1着 レインボーダリア 牝5 56柴田善
2着 ヴィルシーナ 牝3 54内 田
3着 ピクシープリンセス 牝4 56Mデムーロ
柴田善には勝てる予感があった。頭にあったのは10年の宝塚記念。関西のG1、レインボーダリアと同じ二ノ宮(敬宇)厩舎の馬(ナカヤマフェスタ=8番人気)とのコンビ、圧倒的1番人気馬(ブエナビスタ)が相手。「あの時も外から2番目のゲート(8枠17番)だった。いいイメージを持ち、プラス思考で臨んだ」。28年目のベテランは自らに暗示を掛け、7番人気の伏兵をVに導いた。

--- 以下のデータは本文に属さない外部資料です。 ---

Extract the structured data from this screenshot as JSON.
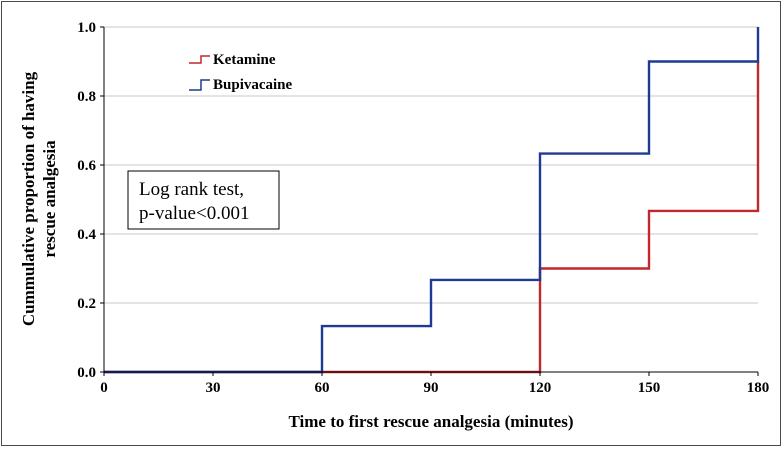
{
  "chart_data": {
    "type": "line",
    "step": true,
    "xlabel": "Time to first rescue analgesia (minutes)",
    "ylabel": [
      "Cummulative proportion of having",
      "rescue analgesia"
    ],
    "xlim": [
      0,
      180
    ],
    "ylim": [
      0,
      1.0
    ],
    "xticks": [
      0,
      30,
      60,
      90,
      120,
      150,
      180
    ],
    "yticks": [
      0.0,
      0.2,
      0.4,
      0.6,
      0.8,
      1.0
    ],
    "xtick_labels": [
      "0",
      "30",
      "60",
      "90",
      "120",
      "150",
      "180"
    ],
    "ytick_labels": [
      "0.0",
      "0.2",
      "0.4",
      "0.6",
      "0.8",
      "1.0"
    ],
    "grid": "horizontal",
    "legend_position": "top-left",
    "series": [
      {
        "name": "Ketamine",
        "color": "#c0282d",
        "x": [
          0,
          120,
          120,
          150,
          150,
          180,
          180
        ],
        "y": [
          0,
          0,
          0.3,
          0.3,
          0.467,
          0.467,
          0.9
        ]
      },
      {
        "name": "Bupivacaine",
        "color": "#1f3a93",
        "x": [
          0,
          60,
          60,
          90,
          90,
          120,
          120,
          150,
          150,
          180,
          180
        ],
        "y": [
          0,
          0,
          0.133,
          0.133,
          0.267,
          0.267,
          0.633,
          0.633,
          0.9,
          0.9,
          1.0
        ]
      }
    ],
    "annotation": [
      "Log rank test,",
      "p-value<0.001"
    ]
  }
}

降り続く雨、馬場は重。道中は11番手を追走。3角過ぎで流れが一気に速くなったが、無理に追いかけなかった。自分のペースを保ったまま、直線は外へ。前にいたヴィルシーナに、力強く襲いかかった。残り150メートルは2頭の一騎打ち。必死に食い下がる3歳馬を、外から首差ねじ伏せた。

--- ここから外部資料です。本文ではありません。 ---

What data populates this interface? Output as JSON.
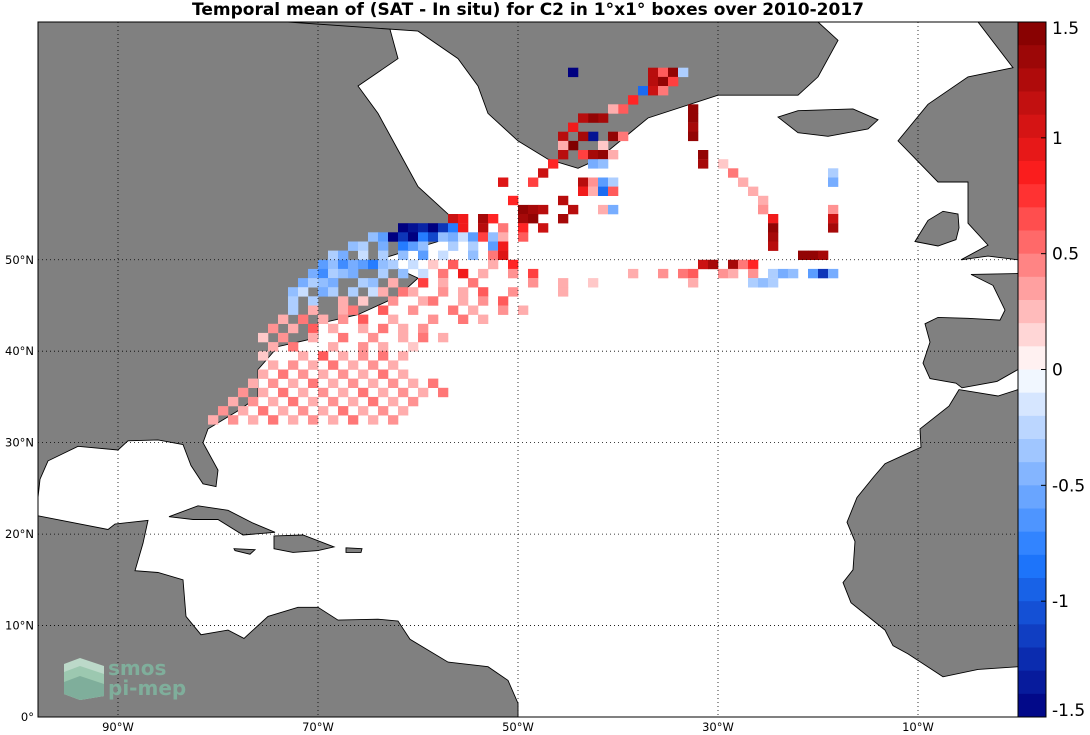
{
  "title": "Temporal mean of (SAT - In situ) for C2 in 1°x1° boxes over 2010-2017",
  "map": {
    "lon_range": [
      -98,
      0
    ],
    "lat_range": [
      0,
      76
    ],
    "land_color": "#808080",
    "lat_ticks": [
      {
        "value": 50,
        "label": "50°N"
      },
      {
        "value": 40,
        "label": "40°N"
      },
      {
        "value": 30,
        "label": "30°N"
      },
      {
        "value": 20,
        "label": "20°N"
      },
      {
        "value": 10,
        "label": "10°N"
      },
      {
        "value": 0,
        "label": "0°"
      }
    ],
    "lon_ticks": [
      {
        "value": -90,
        "label": "90°W"
      },
      {
        "value": -70,
        "label": "70°W"
      },
      {
        "value": -50,
        "label": "50°W"
      },
      {
        "value": -30,
        "label": "30°W"
      },
      {
        "value": -10,
        "label": "10°W"
      }
    ]
  },
  "colorbar": {
    "range": [
      -1.5,
      1.5
    ],
    "ticks": [
      {
        "value": 1.5,
        "label": "1.5"
      },
      {
        "value": 1,
        "label": "1"
      },
      {
        "value": 0.5,
        "label": "0.5"
      },
      {
        "value": 0,
        "label": "0"
      },
      {
        "value": -0.5,
        "label": "-0.5"
      },
      {
        "value": -1,
        "label": "-1"
      },
      {
        "value": -1.5,
        "label": "-1.5"
      }
    ]
  },
  "logo": {
    "line1": "smos",
    "line2": "pi-mep"
  }
}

「馬のリズムを崩さなければ何とかなると思った。ヴィルシーナとの叩き合いでも、こちらの勢いの方が上。抑え込めると思った」。普段は重賞を勝っても眉ひとつ動かさない柴田善がゴール後、馬上で小さく2度ガッツポーズ。さらに、横山典ともハイタッチで喜びを分かち合った。珍しく、喜びがあふれ出た。
二ノ宮師も10年宝塚記念以来のG1制覇。指揮官は好騎乗を称賛した。「うちの厩舎のいろいろな馬に乗ってもらっているが、馬の感情、気持ちをくんでくれる。熟練の域に達している」。重賞未勝利ながらG1は4度目の挑戦。格上の相手と戦い続け、地力を養った。「実が入って、後肢の力が強くなっているとパドックで思った。踏み込みが良くなり、力が前肢にも伝わっている。目立つ馬ではないが、こつこつと段階を踏んで力を付けた」としみじみ成長を振り返った。